Effect of confining pressures on transverse isotropy of Maha Sarakham salt

Abstract

Uniaxial and triaxial compression tests have been performed on prismatic specimens of rock salt under confining pressures (σ3) up to 40 MPa. The specimens contain different bedding plane orientations with respect to the major axis. Results indicate that transverse isotropic effects occur under low confinement where the salt strength is lowest when the normal to bedding planes makes an angle (β) of 60° with the major principal axis. The lowest intrinsic elastic modulus is obtained at β = 0°, and the highest is at β = 90°. The apparent elastic parameters measured for 0° < β < 90° agree well with those predicted by Amadei's solutions. The confining pressures rapidly increase the elastic and shear moduli normal to bedding plane strike, and eventually they reach those parallel to the bedding planes under σ3 about 30 MPa.

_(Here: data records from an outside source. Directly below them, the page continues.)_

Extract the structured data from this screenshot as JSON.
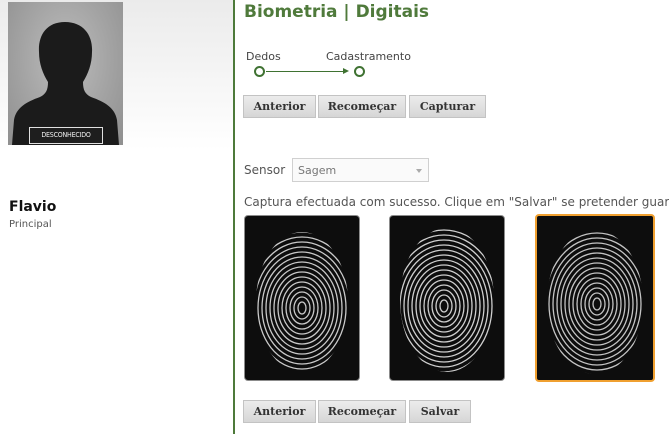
{
  "profile": {
    "photo_status": "DESCONHECIDO",
    "name": "Flavio",
    "role": "Principal"
  },
  "page": {
    "title": "Biometria | Digitais"
  },
  "steps": [
    {
      "label": "Dedos"
    },
    {
      "label": "Cadastramento"
    }
  ],
  "toolbar_top": {
    "previous": "Anterior",
    "restart": "Recomeçar",
    "capture": "Capturar"
  },
  "sensor": {
    "label": "Sensor",
    "selected": "Sagem"
  },
  "status_message": "Captura efectuada com sucesso. Clique em \"Salvar\" se pretender guardar",
  "fingerprints": {
    "count": 3,
    "selected_index": 2
  },
  "toolbar_bottom": {
    "previous": "Anterior",
    "restart": "Recomeçar",
    "save": "Salvar"
  },
  "colors": {
    "accent": "#4f7a3b",
    "selected_border": "#f0a030"
  }
}
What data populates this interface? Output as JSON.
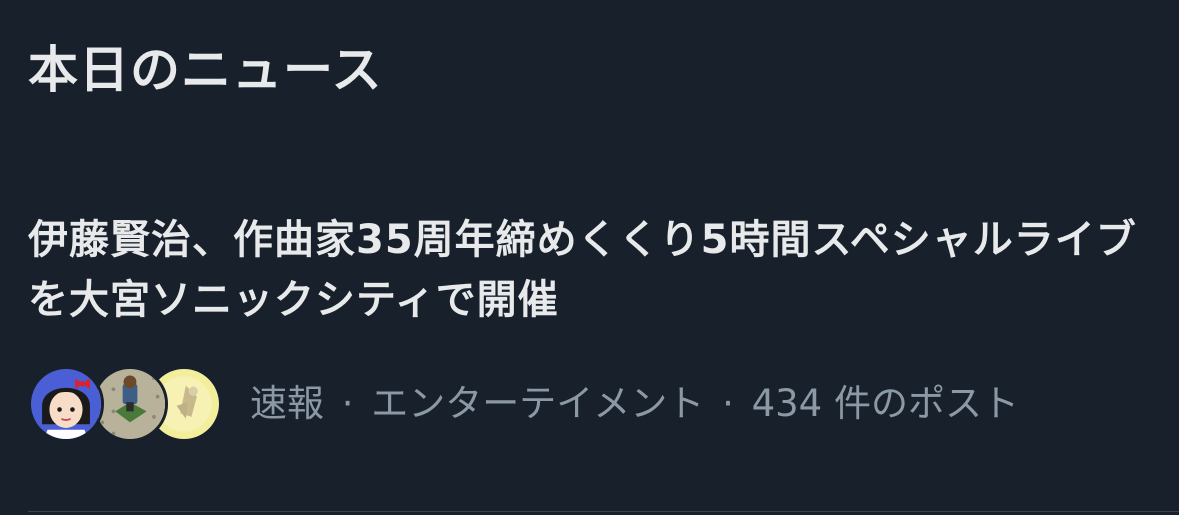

Loading the salt under high confinement induces some plastic deformation, as evidenced by the evolution of Ramberg and Osgood's parameters with the confining pressures. The confining pressures gradually tighten the inter-crystalline boundaries along bedding planes, and hence the applied differential stress can no longer recognize their transverse isotropic textures. The salt strengths for all bedding orientations become equal under σ3 above 30 MPa. The proposed exponential equation is capable of describing the salt dilations and strengths under unconfined to highly confined conditions. Distortional strain energy (Wd) induced at dilation linearly increases with mean strain energy (Wm). The Wd-Wm relation for β = 60° can represent the dilation of the salt from low to high confinements where the mechanical responses of the rock transitionally change from transverse isotropic to isotropic behavior. The Wd-Wm relations for β ≠ 60° are applicable only for confining pressures less than 30 MPa.